Another trouser attack in Umlazi
Thandeka Cele, returning from a rally in the city marking the first-year anniversary of the NFP, was assaulted by a man for wearing trousers
The Mercury reported, on February 28 this year, that gender rights organisations have expressed dismay that another woman has been assaulted at Umlazi’s notorious Unit 17 hostel for wearing trousers.
They have urged the authorities to ensure that such incidents are not repeated.
A fortnight ago, Thandeka Cele, returning from a rally in the city marking the first-year anniversary of the NFP, was assaulted by a man for wearing trousers.
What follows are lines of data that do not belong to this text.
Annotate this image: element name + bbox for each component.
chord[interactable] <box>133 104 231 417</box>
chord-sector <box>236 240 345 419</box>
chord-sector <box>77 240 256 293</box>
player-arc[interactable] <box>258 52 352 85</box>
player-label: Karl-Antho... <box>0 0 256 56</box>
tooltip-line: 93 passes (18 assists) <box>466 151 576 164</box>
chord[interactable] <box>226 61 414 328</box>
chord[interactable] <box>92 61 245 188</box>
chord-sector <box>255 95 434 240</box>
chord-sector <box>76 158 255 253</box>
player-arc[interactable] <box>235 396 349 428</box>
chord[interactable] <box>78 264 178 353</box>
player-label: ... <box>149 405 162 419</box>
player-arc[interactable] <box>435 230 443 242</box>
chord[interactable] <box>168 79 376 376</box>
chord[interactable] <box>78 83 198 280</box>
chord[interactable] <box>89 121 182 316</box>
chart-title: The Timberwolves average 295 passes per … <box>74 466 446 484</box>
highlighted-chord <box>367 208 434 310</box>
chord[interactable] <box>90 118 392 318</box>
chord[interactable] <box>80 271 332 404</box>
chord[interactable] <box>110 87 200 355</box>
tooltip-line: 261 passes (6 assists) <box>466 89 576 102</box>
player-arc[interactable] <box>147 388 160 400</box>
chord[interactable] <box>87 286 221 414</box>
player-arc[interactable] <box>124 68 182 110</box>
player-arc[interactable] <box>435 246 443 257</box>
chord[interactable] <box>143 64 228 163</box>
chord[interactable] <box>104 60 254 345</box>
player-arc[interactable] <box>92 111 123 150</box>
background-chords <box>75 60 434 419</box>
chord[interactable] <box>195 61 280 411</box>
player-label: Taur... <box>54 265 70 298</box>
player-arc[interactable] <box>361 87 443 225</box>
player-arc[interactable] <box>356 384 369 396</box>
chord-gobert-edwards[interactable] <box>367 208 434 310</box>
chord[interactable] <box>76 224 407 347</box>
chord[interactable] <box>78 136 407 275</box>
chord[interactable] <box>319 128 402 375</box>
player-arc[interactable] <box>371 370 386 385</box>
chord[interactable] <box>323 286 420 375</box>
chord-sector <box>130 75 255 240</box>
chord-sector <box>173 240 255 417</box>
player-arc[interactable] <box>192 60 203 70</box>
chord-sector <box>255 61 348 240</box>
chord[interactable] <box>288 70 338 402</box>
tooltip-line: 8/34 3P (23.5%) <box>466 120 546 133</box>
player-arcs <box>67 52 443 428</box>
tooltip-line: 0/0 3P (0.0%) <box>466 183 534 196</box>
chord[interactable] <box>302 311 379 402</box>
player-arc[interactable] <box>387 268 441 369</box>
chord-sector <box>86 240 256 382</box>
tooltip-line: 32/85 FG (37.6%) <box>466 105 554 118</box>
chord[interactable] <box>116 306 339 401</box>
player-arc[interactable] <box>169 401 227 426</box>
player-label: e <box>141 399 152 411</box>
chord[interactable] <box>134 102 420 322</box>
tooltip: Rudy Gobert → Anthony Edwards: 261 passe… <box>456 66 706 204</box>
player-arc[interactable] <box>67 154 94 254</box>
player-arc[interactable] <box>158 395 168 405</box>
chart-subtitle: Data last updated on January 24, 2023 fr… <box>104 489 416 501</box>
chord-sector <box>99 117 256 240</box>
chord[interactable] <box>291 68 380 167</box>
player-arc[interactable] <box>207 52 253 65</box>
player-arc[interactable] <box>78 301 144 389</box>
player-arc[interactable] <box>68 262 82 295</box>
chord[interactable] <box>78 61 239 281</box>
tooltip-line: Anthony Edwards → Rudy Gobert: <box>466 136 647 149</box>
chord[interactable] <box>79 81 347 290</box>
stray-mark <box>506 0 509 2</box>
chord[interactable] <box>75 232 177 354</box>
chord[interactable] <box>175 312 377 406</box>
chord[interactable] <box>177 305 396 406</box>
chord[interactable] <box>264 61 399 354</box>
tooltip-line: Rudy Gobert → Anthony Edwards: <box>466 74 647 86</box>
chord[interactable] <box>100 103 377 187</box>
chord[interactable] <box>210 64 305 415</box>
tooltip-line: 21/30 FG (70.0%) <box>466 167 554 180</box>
She reported the attack to the police, who immediately arrested a man.
The man’s friends held a protest march against his arrest at the hostel, which triggered violence between IFP and NFP supporters at the hostel at the weekend.
A man was shot and killed and a woman died of a suspected heart attack at the height of the violence, during which 30 houses and three vehicles were torched. Cele and her family have since fled.
Yesterday, her alleged attacker, Nkosiyazi Gwala, who is out on bail, appeared briefly in the Umlazi magistrate’s court and the matter was adjourned to March 7.
Five years ago, Zandile Mpanza was beaten, stripped and made to walk naked in public for wearing trousers at the same hostel. Two men charged with attacking her and burning down her home were convicted.
Liza Vetten, of Tshwaranang Legal Advocacy Centre, said yesterday that the latest incident suggested women were dealing with a problem culture at the hostel.
“The izinduna (headmen) running Unit 17 need to attend training on gender equality and take a much stronger stand against these incidents,” she said. The ANC Women’s League urged police to ensure that women at the hostel were protected and free to wear pants if they wanted to.
Carrie Shelver, of the One- in-Nine Campaign, said this was part of a campaign to control women’s sexuality.
Community Safety MEC Willies Mchunu vowed yesterday that the hostel would not have different laws for women from those that governed the country. “Women are free to wear whatever they desire and we will make sure that they are free to make this choice,” said his spokesman, Kwanele Ncalane.